During the COVID-19 pandemic in Wales, the market's weekly visitor numbers had decreased from 8,365 per week in 2019 to 4,693 per week by October 2020, a decrease of 43.8 per cent.

In October 2022, plans were submitted for re-developing the market, with local architects Lawray Architects producing the designs. The council stated the market needed essential maintenance, repairs, and modernisation. A redevelopment of the market was proposed as part of the Wrexham Townscape Heritage Scheme using funding from the National Lottery Heritage Fund, the Welsh Government's Transforming Towns Fund, and Wrexham Council's own capital programme. The plans proposed a new attractive fronting to the building's High Street entrance, with a basement under it, new access to upper floors, improve management of interior space, decoration and use of utilities, including toilets and bins, and roof repairs. During the redevelopment works, existing traders were offered to move temporarily to Queens Square.

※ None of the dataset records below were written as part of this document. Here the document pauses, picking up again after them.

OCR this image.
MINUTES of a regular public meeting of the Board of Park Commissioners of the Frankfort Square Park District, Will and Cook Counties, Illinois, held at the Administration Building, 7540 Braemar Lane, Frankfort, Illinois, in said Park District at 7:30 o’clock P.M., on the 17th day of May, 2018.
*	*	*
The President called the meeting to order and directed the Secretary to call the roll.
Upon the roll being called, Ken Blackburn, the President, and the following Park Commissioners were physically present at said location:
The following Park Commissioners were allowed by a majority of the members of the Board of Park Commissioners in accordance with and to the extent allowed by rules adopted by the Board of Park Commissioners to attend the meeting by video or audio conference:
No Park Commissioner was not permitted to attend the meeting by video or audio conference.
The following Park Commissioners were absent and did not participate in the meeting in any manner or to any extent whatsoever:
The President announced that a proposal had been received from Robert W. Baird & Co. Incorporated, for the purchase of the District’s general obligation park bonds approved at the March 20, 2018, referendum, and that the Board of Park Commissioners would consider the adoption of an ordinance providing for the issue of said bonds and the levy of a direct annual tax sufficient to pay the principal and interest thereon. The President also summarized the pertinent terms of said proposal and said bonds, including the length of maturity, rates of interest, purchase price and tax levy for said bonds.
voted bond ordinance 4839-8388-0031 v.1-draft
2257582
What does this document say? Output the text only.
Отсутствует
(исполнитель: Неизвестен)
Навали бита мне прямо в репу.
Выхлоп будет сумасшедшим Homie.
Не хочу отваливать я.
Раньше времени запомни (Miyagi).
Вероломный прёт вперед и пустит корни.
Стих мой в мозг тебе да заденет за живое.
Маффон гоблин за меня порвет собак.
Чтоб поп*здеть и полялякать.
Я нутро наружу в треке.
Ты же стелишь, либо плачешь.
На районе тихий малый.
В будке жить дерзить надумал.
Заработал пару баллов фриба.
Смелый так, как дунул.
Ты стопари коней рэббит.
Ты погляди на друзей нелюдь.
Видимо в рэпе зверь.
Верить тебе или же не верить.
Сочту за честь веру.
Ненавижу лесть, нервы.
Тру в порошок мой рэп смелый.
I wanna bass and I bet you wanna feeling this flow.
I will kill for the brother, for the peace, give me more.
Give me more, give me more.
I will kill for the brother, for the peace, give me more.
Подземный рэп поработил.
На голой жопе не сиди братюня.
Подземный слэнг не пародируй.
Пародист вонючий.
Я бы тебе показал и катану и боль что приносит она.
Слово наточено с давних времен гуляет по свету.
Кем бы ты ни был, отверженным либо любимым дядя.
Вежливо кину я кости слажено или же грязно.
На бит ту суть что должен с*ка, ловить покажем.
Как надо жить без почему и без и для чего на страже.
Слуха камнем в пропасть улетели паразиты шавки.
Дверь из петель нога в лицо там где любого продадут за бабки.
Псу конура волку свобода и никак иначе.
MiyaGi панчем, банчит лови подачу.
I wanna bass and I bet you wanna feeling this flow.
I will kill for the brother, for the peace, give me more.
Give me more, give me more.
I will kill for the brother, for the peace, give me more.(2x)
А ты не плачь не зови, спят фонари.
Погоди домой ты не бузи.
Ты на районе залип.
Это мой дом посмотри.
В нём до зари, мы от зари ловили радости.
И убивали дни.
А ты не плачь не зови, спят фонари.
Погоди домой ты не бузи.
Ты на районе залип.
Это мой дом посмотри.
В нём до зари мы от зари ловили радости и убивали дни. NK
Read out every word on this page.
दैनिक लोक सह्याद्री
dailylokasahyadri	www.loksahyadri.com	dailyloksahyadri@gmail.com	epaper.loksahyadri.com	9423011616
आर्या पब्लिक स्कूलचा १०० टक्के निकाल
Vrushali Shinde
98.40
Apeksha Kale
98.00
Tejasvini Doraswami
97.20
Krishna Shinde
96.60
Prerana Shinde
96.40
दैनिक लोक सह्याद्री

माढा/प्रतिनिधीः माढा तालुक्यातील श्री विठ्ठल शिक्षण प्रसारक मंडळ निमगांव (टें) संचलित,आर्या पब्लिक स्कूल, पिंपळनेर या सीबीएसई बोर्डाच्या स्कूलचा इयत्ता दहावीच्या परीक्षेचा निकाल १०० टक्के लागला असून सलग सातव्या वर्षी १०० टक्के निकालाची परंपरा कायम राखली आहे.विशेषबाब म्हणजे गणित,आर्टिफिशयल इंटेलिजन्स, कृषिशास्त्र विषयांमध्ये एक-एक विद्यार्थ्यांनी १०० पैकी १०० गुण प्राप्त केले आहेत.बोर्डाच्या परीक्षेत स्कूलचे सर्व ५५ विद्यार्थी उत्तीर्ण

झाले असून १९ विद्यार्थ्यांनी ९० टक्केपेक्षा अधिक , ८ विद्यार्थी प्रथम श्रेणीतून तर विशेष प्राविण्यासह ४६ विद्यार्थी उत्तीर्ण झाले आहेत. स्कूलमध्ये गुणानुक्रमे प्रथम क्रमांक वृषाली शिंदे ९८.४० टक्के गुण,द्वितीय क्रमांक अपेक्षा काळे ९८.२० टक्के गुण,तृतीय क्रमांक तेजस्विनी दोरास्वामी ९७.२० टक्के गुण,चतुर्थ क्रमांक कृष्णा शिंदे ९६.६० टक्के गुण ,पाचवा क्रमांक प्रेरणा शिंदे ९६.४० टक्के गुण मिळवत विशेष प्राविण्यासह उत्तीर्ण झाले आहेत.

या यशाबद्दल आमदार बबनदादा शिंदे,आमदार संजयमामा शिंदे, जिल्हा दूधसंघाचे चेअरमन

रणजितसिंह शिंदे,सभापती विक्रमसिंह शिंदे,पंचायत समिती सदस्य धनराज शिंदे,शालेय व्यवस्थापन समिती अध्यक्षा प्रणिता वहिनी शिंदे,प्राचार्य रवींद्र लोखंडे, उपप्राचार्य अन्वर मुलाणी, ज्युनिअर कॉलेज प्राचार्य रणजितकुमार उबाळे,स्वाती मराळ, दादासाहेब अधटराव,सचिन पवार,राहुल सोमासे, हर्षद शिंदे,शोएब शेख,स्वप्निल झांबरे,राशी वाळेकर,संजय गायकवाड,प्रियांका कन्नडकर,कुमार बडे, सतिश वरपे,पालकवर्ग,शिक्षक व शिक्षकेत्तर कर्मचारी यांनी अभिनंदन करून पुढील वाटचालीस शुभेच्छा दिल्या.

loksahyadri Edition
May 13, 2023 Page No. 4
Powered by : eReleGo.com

In January 2023, the redevelopment of the market was approved by the council's planning department. In April 2023, the council admitted there was a slight delay to the refurbishment. It and the General Market, re-opened on 28 November 2024, in conjunction with the local Victorian Christmas Market, with the re-launch having a Victorian theme, reminiscent of its original opening. The historic market bell was rung, while the mayor of Wrexham held a second ceremonial opening.